The boy began a vague meandering through the crowded aisles, pacing block after dreamy block and forcing Old Man Sneaky to creep along behind him. He bought a tremendous bag of red-hots and licorice; then returning to the end of the store whence he had just come, he bought a cap pistol and a quantity of ammunition. Going back to the front again, he bought several large white button badges, inscribed with such legends as “Beer Inspector” and “Kiss Me, Girls.” From that counter he made a complete circuit of the building, crossed it sidewise through three aisles, and, finally, purchased a long calfskin coin purse.

By this time his eclecticism had so enraged the proprietor that the old man pressed fifty cents change upon him and thrust him out the door.

The boy’s next stop was at the Pulasky Confectionary and Bakery, where he downed, without noticeable effort, four chocolate ice-cream sodas. Paulie was there and watched him shyly through this feat, her slate-gray eyes warm with humble adoration. Naturally, he did not offer to treat her; since her father owned the place and she could get everything she wanted for nothing, it would have been stupid.

However, since the bib of his overalls was virtually enameled with the legend-bearing buttons, he did give her one that he could find no place for. Her little round face grew rosy with delight at this act of (
sic
) generosity, and fat John Pulasky beamed upon him while he frowned and grimaced at his daughter to be at her best.

Tottering out of the confectionary, he passed the saloon. And seeing his grandfather and his cronies at the bar inside, he would have entered. But they made such fearful faces and threatening gestures at him that he passed on. So he returned to the Opera House.
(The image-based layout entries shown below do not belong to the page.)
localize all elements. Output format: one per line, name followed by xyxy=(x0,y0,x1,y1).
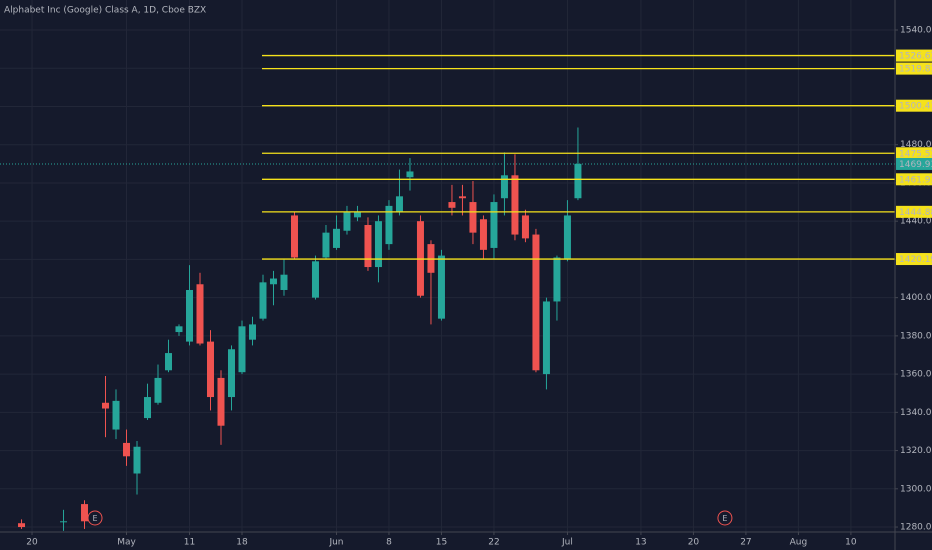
candle-body xyxy=(574,163,582,199)
y-tick-label: 1540.00 xyxy=(900,26,932,36)
candle-body xyxy=(81,504,89,522)
candle-body xyxy=(102,402,110,409)
level-label-box xyxy=(896,173,932,186)
level-label: 1461.91 xyxy=(899,175,932,185)
event-label: E xyxy=(722,514,727,523)
x-tick-label: 15 xyxy=(436,538,447,548)
x-tick-label: Jul xyxy=(561,538,573,548)
candle-body xyxy=(280,274,288,290)
level-label-box xyxy=(896,253,932,266)
candle-body xyxy=(448,202,456,208)
x-tick-label: 10 xyxy=(845,538,857,548)
x-tick-label: 20 xyxy=(26,538,38,548)
candle-body xyxy=(374,221,382,268)
level-label: 1420.19 xyxy=(899,255,932,265)
level-label: 1500.41 xyxy=(899,102,932,112)
candle-body xyxy=(469,202,477,233)
candle-body xyxy=(353,211,361,218)
candle-body xyxy=(123,442,131,457)
candle-body xyxy=(563,215,571,260)
candle-body xyxy=(175,326,183,333)
candle-body xyxy=(395,196,403,212)
candle-body xyxy=(343,211,351,231)
candle-body xyxy=(322,232,330,258)
candle-body xyxy=(259,282,267,319)
candle-body xyxy=(206,341,214,398)
candle-body xyxy=(227,349,235,398)
candle-body xyxy=(60,521,68,523)
event-label: E xyxy=(92,514,97,523)
candle-body xyxy=(542,301,550,375)
candle-body xyxy=(248,324,256,340)
x-tick-label: Jun xyxy=(328,538,343,548)
level-label-box xyxy=(896,205,932,218)
level-label-box xyxy=(896,62,932,75)
candle-body xyxy=(144,397,152,419)
level-label-box xyxy=(896,49,932,62)
level-label: 1444.88 xyxy=(899,208,932,218)
candle-body xyxy=(553,257,561,302)
grid xyxy=(0,0,895,532)
price-axis xyxy=(895,0,932,550)
candle-body xyxy=(165,353,173,371)
candle-body xyxy=(385,205,393,245)
level-label-box xyxy=(896,147,932,160)
axes: 1280.00 1300.00 1320.00 1340.00 1360.00 1380.… xyxy=(26,26,932,548)
candle-body xyxy=(332,228,340,248)
candle-body xyxy=(479,219,487,250)
candle-body xyxy=(238,326,246,373)
candle-body xyxy=(18,523,26,528)
candle-body xyxy=(269,278,277,285)
level-label: 1519.81 xyxy=(899,65,932,75)
level-label-box xyxy=(896,99,932,112)
y-tick-label: 1320.00 xyxy=(900,446,932,456)
candle-body xyxy=(458,196,466,199)
candle-body xyxy=(290,215,298,258)
x-tick-label: 22 xyxy=(488,538,499,548)
x-tick-label: 13 xyxy=(635,538,646,548)
x-tick-label: 8 xyxy=(386,538,392,548)
y-tick-label: 1380.00 xyxy=(900,331,932,341)
x-tick-label: May xyxy=(117,538,136,548)
candle-body xyxy=(154,377,162,403)
y-tick-label: 1400.00 xyxy=(900,293,932,303)
x-tick-label: 27 xyxy=(740,538,751,548)
event-marker xyxy=(87,510,103,526)
last-price-box xyxy=(896,157,932,170)
candle-body xyxy=(511,175,519,235)
x-tick-label: 11 xyxy=(184,538,195,548)
candle-body xyxy=(217,377,225,426)
candle-body xyxy=(364,224,372,268)
x-tick-label: Aug xyxy=(790,538,808,548)
x-tick-label: 20 xyxy=(688,538,700,548)
candle-body xyxy=(133,446,141,474)
candle-body xyxy=(490,202,498,248)
candle-body xyxy=(500,175,508,199)
x-tick-label: 18 xyxy=(236,538,248,548)
y-tick-label: 1440.00 xyxy=(900,217,932,227)
candle-body xyxy=(532,234,540,371)
candle-body xyxy=(437,255,445,319)
candle-body xyxy=(406,171,414,178)
time-axis xyxy=(0,532,932,550)
candle-body xyxy=(521,215,529,239)
chart-title: Alphabet Inc (Google) Class A, 1D, Cboe … xyxy=(4,6,206,16)
level-label: 1526.63 xyxy=(899,52,932,62)
last-price-label: 1469.93 xyxy=(899,160,932,170)
event-marker xyxy=(717,510,733,526)
candle-body xyxy=(196,284,204,344)
level-label: 1475.53 xyxy=(899,149,932,159)
y-tick-label: 1280.00 xyxy=(900,523,932,533)
candle-body xyxy=(185,289,193,342)
candle-body xyxy=(112,400,120,430)
y-tick-label: 1340.00 xyxy=(900,408,932,418)
y-tick-label: 1480.00 xyxy=(900,140,932,150)
y-tick-label: 1300.00 xyxy=(900,484,932,494)
candle-body xyxy=(311,261,319,298)
y-tick-label: 1360.00 xyxy=(900,370,932,380)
Going over to the table, he examined the playing cards, and, with the aid of moistened red-hots and licorice, he made quite artistic alterations on a number of them. He fired the pistol a few times; then found, or so he thought, that the remaining cap-strips were duds. He deposited the strips, wadded, in an ashtray and went over and sat down against the wall.

He was sitting there asleep when the old men returned to their game, and they took care not to wake him.

Two hours passed and Lincoln was losing steadily, and the other three old soldiers found themselves glancing at the boy with only mild revulsion.